Ir a contenido

Platja d'Aro añora su glamur

Miquel Fañanàs

Cuando Rocío Jurado fue nombrada Sirena en el transcurso de una fiesta celebrada en el verano de 1986 en el emblemático Hotel Costa Brava, definió el glamur como "una mezcla de arte y buen gusto". Platja d'Aro fue durante muchos años un referente en la avanzadilla de una imparable carrera en pos de la modernidad y de los nuevos aires que en plena dictadura franquista nos llegaban del norte en forma de unos turistas ávidos de sol y playa.

Eran los tiempos en que Lex Barker, el Tarzán por excelencia y su esposa, Carmen Cervera, levantaban exclamaciones de admiración en sus numerosas visitas a la población. Los mismos en que Serrat y Julio Iglesias empezaban sendas carreras cantando en Paladium, mientras Charles Aznavour y Lola Flores demostraban en esta misma sala que por algo ya habían llegado lejos.

Lo de Antonio Gades fue distinto. El ex de Pepa Flores no solo se dedicó a bailar con asiduidad en los locales de Platja d'Aro, sino que decidió montar una pizzería que durante muchos años llevó su nombre. En aquellos tiempos la familia Maragall veraneaba en la torre de Sanmartín que a la sazón era de los Bas, familia que también era propietaria de la mayoría de los terrenos urbanizables que años antes, cuando eran dunas y pinares, habían comprado a precio de saldo.

Efectivamente, a principios del siglo pasado Platja d'Aro era tan poca cosa que ni siquiera tenía nombre. Algunos llamaban a aquellos parajes Platja de Fenals mientras que otros los conocían como los arenales de la Vall d'Aro. El municipio real era Castell d'Aro, en el interior, y su litoral lo constituía un desierto de pinos y arena con algunas casas de payés y la fonda de Can Japet, abierta en 1880 y que milagrosamente ha logrado sobrevivir a tanta especulación desbocada.

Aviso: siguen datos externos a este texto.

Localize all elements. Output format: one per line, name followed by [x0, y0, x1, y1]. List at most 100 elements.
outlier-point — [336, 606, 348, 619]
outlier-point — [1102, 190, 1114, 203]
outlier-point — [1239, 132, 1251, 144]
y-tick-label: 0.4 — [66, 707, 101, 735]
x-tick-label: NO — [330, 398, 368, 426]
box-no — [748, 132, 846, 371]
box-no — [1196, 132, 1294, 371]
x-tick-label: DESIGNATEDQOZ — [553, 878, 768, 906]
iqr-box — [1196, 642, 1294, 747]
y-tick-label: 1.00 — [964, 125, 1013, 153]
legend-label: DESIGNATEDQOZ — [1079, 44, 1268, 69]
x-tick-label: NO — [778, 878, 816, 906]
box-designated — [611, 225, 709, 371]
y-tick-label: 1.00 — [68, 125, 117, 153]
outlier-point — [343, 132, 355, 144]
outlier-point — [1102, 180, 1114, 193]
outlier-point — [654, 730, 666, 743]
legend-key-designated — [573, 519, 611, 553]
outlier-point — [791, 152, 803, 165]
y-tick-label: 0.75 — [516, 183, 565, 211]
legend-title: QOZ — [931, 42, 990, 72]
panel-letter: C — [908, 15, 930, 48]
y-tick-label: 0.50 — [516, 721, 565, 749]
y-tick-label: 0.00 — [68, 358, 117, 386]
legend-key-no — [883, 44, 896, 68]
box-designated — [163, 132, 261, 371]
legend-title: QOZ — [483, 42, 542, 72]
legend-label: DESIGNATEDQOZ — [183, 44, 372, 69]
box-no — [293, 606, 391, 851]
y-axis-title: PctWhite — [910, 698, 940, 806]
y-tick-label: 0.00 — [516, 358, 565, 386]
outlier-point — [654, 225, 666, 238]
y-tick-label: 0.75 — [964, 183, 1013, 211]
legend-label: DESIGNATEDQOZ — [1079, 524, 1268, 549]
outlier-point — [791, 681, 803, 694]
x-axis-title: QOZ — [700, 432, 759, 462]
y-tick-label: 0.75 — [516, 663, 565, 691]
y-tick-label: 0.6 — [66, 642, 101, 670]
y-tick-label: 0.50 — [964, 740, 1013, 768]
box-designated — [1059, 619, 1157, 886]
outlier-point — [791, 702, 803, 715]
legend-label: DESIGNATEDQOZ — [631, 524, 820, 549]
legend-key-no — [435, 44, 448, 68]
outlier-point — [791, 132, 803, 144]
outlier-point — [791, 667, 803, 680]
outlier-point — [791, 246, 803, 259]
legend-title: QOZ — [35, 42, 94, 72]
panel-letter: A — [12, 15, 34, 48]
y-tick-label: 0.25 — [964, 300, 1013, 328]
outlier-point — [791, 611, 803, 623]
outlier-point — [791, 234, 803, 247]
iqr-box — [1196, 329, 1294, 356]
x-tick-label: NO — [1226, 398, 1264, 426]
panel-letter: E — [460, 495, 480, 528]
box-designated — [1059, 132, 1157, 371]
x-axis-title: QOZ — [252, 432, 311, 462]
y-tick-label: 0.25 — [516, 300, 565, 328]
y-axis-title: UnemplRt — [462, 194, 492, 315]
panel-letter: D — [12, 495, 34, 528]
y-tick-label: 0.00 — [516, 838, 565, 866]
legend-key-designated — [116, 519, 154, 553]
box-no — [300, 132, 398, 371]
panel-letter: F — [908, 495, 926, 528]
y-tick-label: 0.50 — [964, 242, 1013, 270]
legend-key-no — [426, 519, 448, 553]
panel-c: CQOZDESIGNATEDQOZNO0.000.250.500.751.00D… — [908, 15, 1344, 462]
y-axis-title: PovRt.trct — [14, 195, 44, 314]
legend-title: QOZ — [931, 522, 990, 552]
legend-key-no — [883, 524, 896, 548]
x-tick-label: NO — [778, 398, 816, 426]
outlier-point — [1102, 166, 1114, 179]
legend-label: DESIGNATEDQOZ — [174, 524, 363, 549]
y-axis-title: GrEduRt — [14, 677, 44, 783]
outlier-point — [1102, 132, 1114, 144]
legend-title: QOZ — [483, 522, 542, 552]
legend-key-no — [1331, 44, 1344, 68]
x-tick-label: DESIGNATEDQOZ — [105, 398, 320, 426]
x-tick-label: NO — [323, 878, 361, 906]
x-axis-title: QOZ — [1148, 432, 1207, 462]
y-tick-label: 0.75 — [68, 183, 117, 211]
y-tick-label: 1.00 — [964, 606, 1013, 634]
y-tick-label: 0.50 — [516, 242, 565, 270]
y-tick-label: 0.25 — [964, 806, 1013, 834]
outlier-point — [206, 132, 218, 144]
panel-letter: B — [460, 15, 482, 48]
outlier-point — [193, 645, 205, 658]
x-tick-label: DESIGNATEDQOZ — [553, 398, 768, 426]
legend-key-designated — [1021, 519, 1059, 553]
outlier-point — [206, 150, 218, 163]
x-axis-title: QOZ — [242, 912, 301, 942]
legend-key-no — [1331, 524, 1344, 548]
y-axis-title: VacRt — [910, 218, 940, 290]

En los 60, el alcalde Cargol y algunos empresarios locales con la inestimable colaboración del radiofonista Joan Viñas vendieron la idea del concurso El amor se cita en Playa de Aro, que tuvo un notable eco internacional hasta situarlo en el mapa de los destinos turísticos. Más tarde, en el 73, una discoteca se saltó la censura y se atrevió a ofrecer el primer estriptís integral de España. Ahora, con el cierre del añorado Paladium por un error municipal y sin las míticas salas Maddox y Tiffany's, Platja d'Aro parece haber perdido aquel glamur que le dio justa fama. Jordi Comas, seguramente la persona que más sabe de sus entresijos turísticos, reconoce que efectivamente "ya no está a la vanguardia", pero prefiere adaptar sus lamentos con lágrimas de futuro.